In the lore of the tabletop game, set about 30 years prior to the events in CD Projekt’s game, Nomads are powerful groups of literal road warriors. They formed close-knit clans and struggled to survive in a Mad Max-style apocalypse that played out for generations all throughout the interior of the United States.
By 2045, Nomads have inherited control over the flow of goods and services all around the world. They also are big players in the realm of space travel, maintaining supply routes to the off-world Highriders, descendants of laborers and engineers now living in space.
After selecting a background, players will use a point-based attribute system to assign values to five different stats: Body, Intelligence, Reflexes, Technical, and Cool.
Hanging off these core attributes are sub-attributes. Body impacts the player’s skill with Shotguns and Two-Handed weapons, but also Athletics checks and Melee attacks. Cool impacts things like Assassination, Nerve, and your skill with Sniper Rifles. Meanwhile, Technical influences how good a character is at Engineering alone.
Clothing, armor, and crafting
Another screen also updates our understanding of how clothing and armor works in the game. Players will have an overall health score, but also four different types of resistances including Physical, Thermal, Chemical, and Electrical. Individual clothing options appear to have multiple slots for adding equipment and perks, so your character’s look won’t necessarily need to be limited by the resistances they need to make it through a given combat scenario.
There was also a new tab shown in the background of one screen, labeled crafting. We’re not quite sure how that system will be used yet.
CD Projekt has always been fairly wishy-washy on how Cyberpunk’s hacking mini-games will work. Today we got our first good look at Netrunning, which will allow you to take control of cameras, doors, and weapon systems in the game world.

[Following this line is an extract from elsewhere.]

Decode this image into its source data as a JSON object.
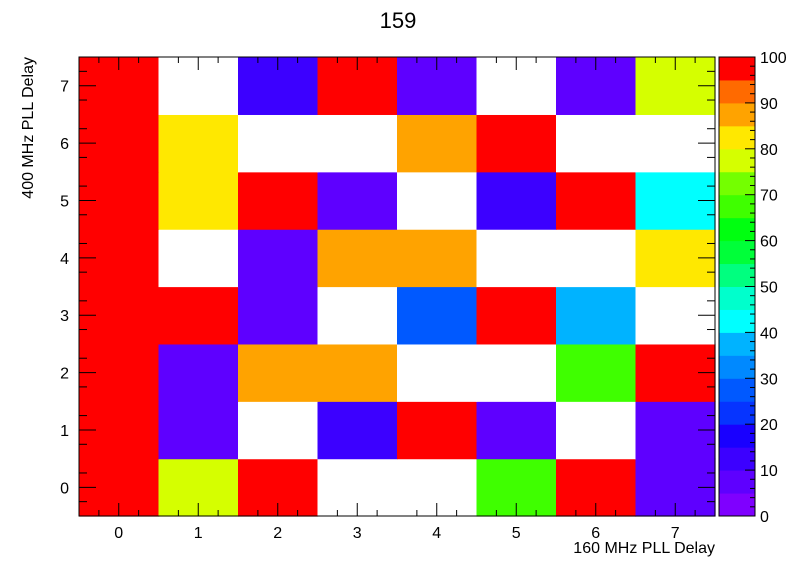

The implementation also feels heavily inspired by the new tabletop game, which has been praised for revising its Netrunning gameplay over the original.
Each player will have a Cyberdeck, an implant that allows them to interact with computers in the world through a port connected to a cable in their wrist. Cyberdecks allow a player to connect to the many disparate networks scattered throughout Night City.
Each player’s Cyberdeck will have a “buffer” that acts as a sort of spell book, holding a finite number of “programs” that can be used at a moment’s notice. Each program is represented by a number and a letter; the demo showed a grid of 25 programs on the left side of the screen. On the right side of the screen were a number of available hacks, each requiring multiple programs. Options included things like “Camera log” and “Officer training,” as well as secured data caches. Players mix and match programs while the clock ticks down, racing to match as many of the available options as possible before they’re discovered.
That means, under most circumstances, there’s no way to hack the entire system. Instead, players must pick and choose what parts to crack. But you never know exactly what you’ll get; you’ll need to guess at what you might be unlocking every time you perform a hack. That leaves room for CD Projekt to embed interesting narrative elements or perhaps unintended, story-based consequences for even the most successful hacks.
Once successfully hacked, new options for interactions hover over objects in the game-world, each one represented as a contextual option on the in-game HUD. They allow you to cause distractions — causing a vending machine to spit out soft drinks for instance — or set traps.
Cyberpunk 2077 will be released on April 16, 2020 for PlayStation 4, PC and Xbox One.